La loi relative à la protection et à la responsabilité du défenseur des droits de l’homme en République démocratique du Congo a été promulguée le 15 juin 2023 et comporte 30 articles.
Selon Ndoole Bahemuke, elle est le fruit d’une lutte de plus de 10 ans menée par les défenseurs des droits de l’homme juste après l’assassinat, en juin 2010, de l’activiste, Floribert Chebeya.
Selon ACEDH, de janvier à juin 2024, près de 26 cas de violation des droits des défenseurs des droits de l’homme, des droits de l’environnement et des droits d’accès à la terre ont été signalés, dont 7 assassinats.
Dans son rapport publié en septembre 2023, l’Organisation non gouvernementale Global Witness avait classé la RDC comme 8e pays où l’on compte le plus de meurtres de défenseurs de l’environnement dans le monde.
Cette ONG de défense des droits de l’homme indique qu’entre 2012 et 2022, au moins 72 défenseurs ont été tués dans le pays, la plupart de ces meurtres étaient liés à des conflits fonciers ou au braconnage, et ils ont souvent eu lieu dans des réserves naturelles.
Une situation préoccupante, selon Ndoole Bahemuke, qui croit que l’heure a sonné pour mettre un terme aux exactions contre ces activistes.
« Nous voulons que la loi puisse également inclure une obligation d’enquête.
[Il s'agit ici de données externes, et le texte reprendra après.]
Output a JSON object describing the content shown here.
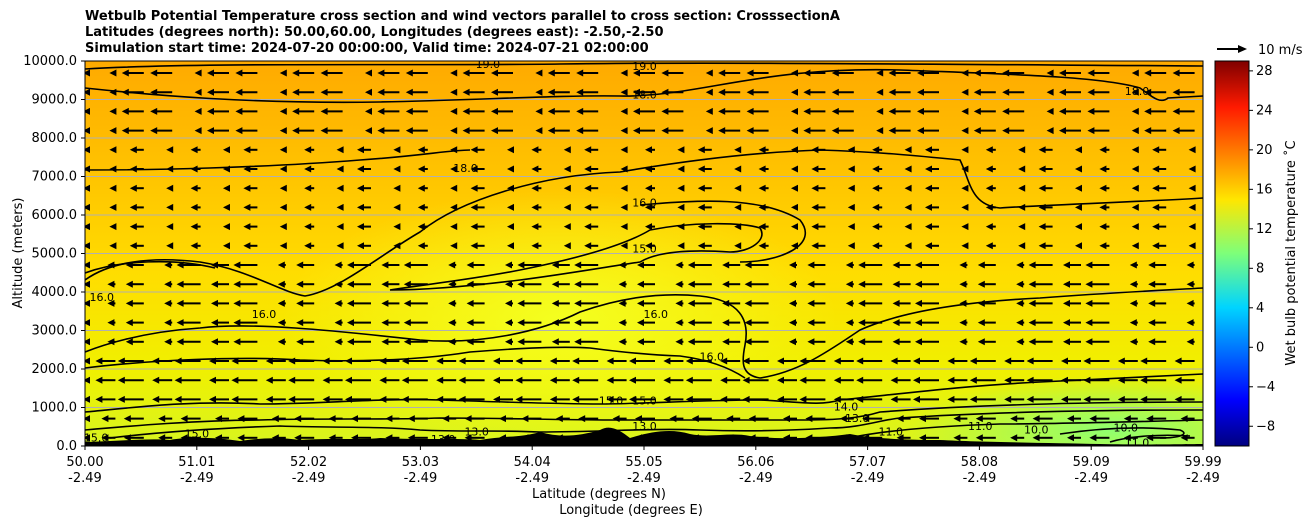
{
  "chart_data": {
    "type": "contour-cross-section",
    "title_lines": [
      "Wetbulb Potential Temperature cross section and wind vectors parallel to cross section: CrosssectionA",
      "Latitudes (degrees north): 50.00,60.00, Longitudes (degrees east): -2.50,-2.50",
      "Simulation start time: 2024-07-20 00:00:00, Valid time: 2024-07-21 02:00:00"
    ],
    "ylabel": "Altitude (meters)",
    "xlabel_lines": [
      "Latitude (degrees N)",
      "Longitude (degrees E)"
    ],
    "x_ticks_lat": [
      "50.00",
      "51.01",
      "52.02",
      "53.03",
      "54.04",
      "55.05",
      "56.06",
      "57.07",
      "58.08",
      "59.09",
      "59.99"
    ],
    "x_ticks_lon": [
      "-2.49",
      "-2.49",
      "-2.49",
      "-2.49",
      "-2.49",
      "-2.49",
      "-2.49",
      "-2.49",
      "-2.49",
      "-2.49",
      "-2.49"
    ],
    "xlim": [
      50.0,
      59.99
    ],
    "y_ticks": [
      "0.0",
      "1000.0",
      "2000.0",
      "3000.0",
      "4000.0",
      "5000.0",
      "6000.0",
      "7000.0",
      "8000.0",
      "9000.0",
      "10000.0"
    ],
    "ylim": [
      0,
      10000
    ],
    "grid": "horizontal",
    "colorbar": {
      "label": "Wet bulb potential temperature ˚C",
      "range": [
        -10,
        29
      ],
      "ticks": [
        "−8",
        "−4",
        "0",
        "4",
        "8",
        "12",
        "16",
        "20",
        "24",
        "28"
      ],
      "colormap": "jet"
    },
    "quiver_key": "10 m/s",
    "contour_labels": [
      {
        "text": "19.0",
        "lat": 53.6,
        "alt": 9900
      },
      {
        "text": "19.0",
        "lat": 55.0,
        "alt": 9850
      },
      {
        "text": "18.0",
        "lat": 55.0,
        "alt": 9100
      },
      {
        "text": "18.0",
        "lat": 53.4,
        "alt": 7200
      },
      {
        "text": "18.0",
        "lat": 59.4,
        "alt": 9200
      },
      {
        "text": "16.0",
        "lat": 55.0,
        "alt": 6300
      },
      {
        "text": "15.0",
        "lat": 55.0,
        "alt": 5100
      },
      {
        "text": "16.0",
        "lat": 50.15,
        "alt": 3850
      },
      {
        "text": "16.0",
        "lat": 51.6,
        "alt": 3400
      },
      {
        "text": "16.0",
        "lat": 55.1,
        "alt": 3400
      },
      {
        "text": "16.0",
        "lat": 55.6,
        "alt": 2300
      },
      {
        "text": "15.0",
        "lat": 54.7,
        "alt": 1150
      },
      {
        "text": "15.0",
        "lat": 55.0,
        "alt": 1150
      },
      {
        "text": "14.0",
        "lat": 56.8,
        "alt": 1000
      },
      {
        "text": "13.0",
        "lat": 56.9,
        "alt": 700
      },
      {
        "text": "11.0",
        "lat": 58.0,
        "alt": 500
      },
      {
        "text": "10.0",
        "lat": 59.3,
        "alt": 450
      },
      {
        "text": "10.0",
        "lat": 58.5,
        "alt": 400
      },
      {
        "text": "11.0",
        "lat": 59.4,
        "alt": 60
      },
      {
        "text": "15.0",
        "lat": 50.1,
        "alt": 200
      },
      {
        "text": "15.0",
        "lat": 51.0,
        "alt": 300
      },
      {
        "text": "13.0",
        "lat": 53.2,
        "alt": 150
      },
      {
        "text": "13.0",
        "lat": 53.5,
        "alt": 350
      },
      {
        "text": "13.0",
        "lat": 55.0,
        "alt": 500
      },
      {
        "text": "11.0",
        "lat": 57.2,
        "alt": 350
      }
    ],
    "contour_lines_deg_c": [
      10,
      11,
      13,
      14,
      15,
      16,
      18,
      19
    ]
  }
}
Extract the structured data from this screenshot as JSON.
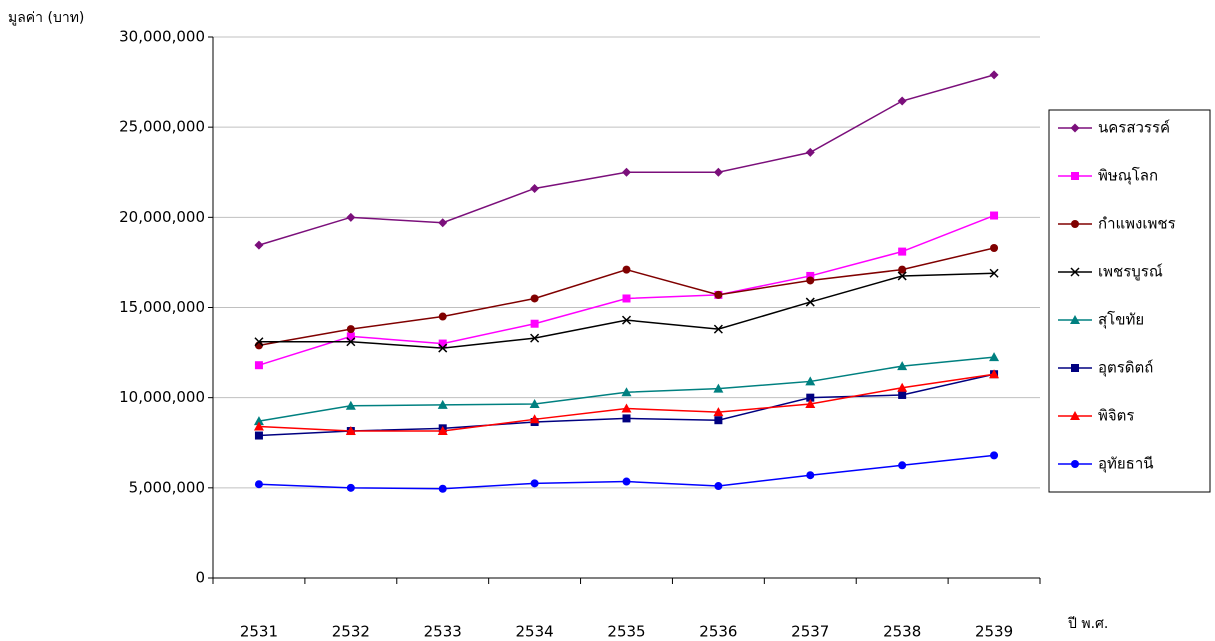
{
  "chart_data": {
    "type": "line",
    "y_label": "มูลค่า (บาท)",
    "x_label": "ปี พ.ศ.",
    "categories": [
      "2531",
      "2532",
      "2533",
      "2534",
      "2535",
      "2536",
      "2537",
      "2538",
      "2539"
    ],
    "ylim": [
      0,
      30000000
    ],
    "yticks": [
      0,
      {
        "value": 5000000,
        "label": "5,000,000"
      },
      {
        "value": 10000000,
        "label": "10,000,000"
      },
      {
        "value": 15000000,
        "label": "15,000,000"
      },
      {
        "value": 20000000,
        "label": "20,000,000"
      },
      {
        "value": 25000000,
        "label": "25,000,000"
      },
      {
        "value": 30000000,
        "label": "30,000,000"
      }
    ],
    "grid": true,
    "legend": "right",
    "series": [
      {
        "name": "นครสวรรค์",
        "color": "#7b0f7b",
        "marker": "diamond",
        "values": [
          18460000,
          20000000,
          19700000,
          21600000,
          22500000,
          22500000,
          23600000,
          26450000,
          27900000
        ]
      },
      {
        "name": "พิษณุโลก",
        "color": "#ff00ff",
        "marker": "square",
        "values": [
          11800000,
          13400000,
          13000000,
          14100000,
          15500000,
          15700000,
          16750000,
          18100000,
          20100000
        ]
      },
      {
        "name": "กำแพงเพชร",
        "color": "#800000",
        "marker": "circle",
        "values": [
          12900000,
          13800000,
          14500000,
          15500000,
          17100000,
          15700000,
          16500000,
          17100000,
          18300000
        ]
      },
      {
        "name": "เพชรบูรณ์",
        "color": "#000000",
        "marker": "x",
        "values": [
          13100000,
          13100000,
          12750000,
          13300000,
          14300000,
          13800000,
          15300000,
          16750000,
          16900000
        ]
      },
      {
        "name": "สุโขทัย",
        "color": "#008080",
        "marker": "triangle",
        "values": [
          8700000,
          9550000,
          9600000,
          9650000,
          10300000,
          10500000,
          10900000,
          11750000,
          12250000
        ]
      },
      {
        "name": "อุตรดิตถ์",
        "color": "#000080",
        "marker": "square",
        "values": [
          7900000,
          8150000,
          8300000,
          8650000,
          8850000,
          8750000,
          10000000,
          10150000,
          11300000
        ]
      },
      {
        "name": "พิจิตร",
        "color": "#ff0000",
        "marker": "triangle",
        "values": [
          8400000,
          8150000,
          8150000,
          8800000,
          9400000,
          9200000,
          9650000,
          10550000,
          11300000
        ]
      },
      {
        "name": "อุทัยธานี",
        "color": "#0000ff",
        "marker": "circle",
        "values": [
          5200000,
          5000000,
          4950000,
          5250000,
          5350000,
          5100000,
          5700000,
          6250000,
          6800000
        ]
      }
    ]
  }
}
Ce qui veut dire que lorsqu’un défenseur des droits de l’homme, des droits de l’environnement est assassiné ou est arrêté, que les enquêtes soient menées, et cela de façon obligatoire », dit Ndoole Bahemuke.
Ce dernier dit mener une lutte aux côtés de ses pairs pour que certains articles soient revisités par le législateur congolais, pour ainsi créer un environnement sain, sécurisé et propice à leur travail.
« Les articles à réviser sont notamment 2, 7, 11 couplés avec les articles 26, 27 et 28 où on met en place un régime pénal spécial, contre les défenseurs des droits de l’homme », dit-il.
Ces articles leur font obligation de s’identifier auprès de la Commission nationale des droits de l’homme et fixent en détails les peines qu’ils peuvent encourir en cas de « litige » avec la loi.
Conformité avec l’exposé des motifs
Ndoole Bahemuke dit que, dans leur lutte, les activistes ont une idée claire de ce qu’ils veulent du législateur et des dirigeants congolais.
Ils veulent, que la nouvelle législation soit conforme avec l’exposé des motifs, qui retrace le passé sombre par rapport aux défenseurs des droits de l’homme. Ils veulent qu’on enlève les dispositions 26, 27 et 28 et qu’on reforme les articles 7 et 11, le point 3 de l’article 2. Ils souhaitent la mise en place d’un dispositif réglementaire par rapport à l’article 3 de la même loi.
L’alinéa 4 de l’article 7 stipule que pour des raisons de fiabilité, « le défenseur des droits de l’homme se fasse enregistrer sans frais auprès de la Commission nationale des droits de l’homme en vue d’obtenir un numéro national d’identification ».
Cette disposition irrite Ndoole Bahemuke, qui pense qu’elle vise à « encombrer » leur travail.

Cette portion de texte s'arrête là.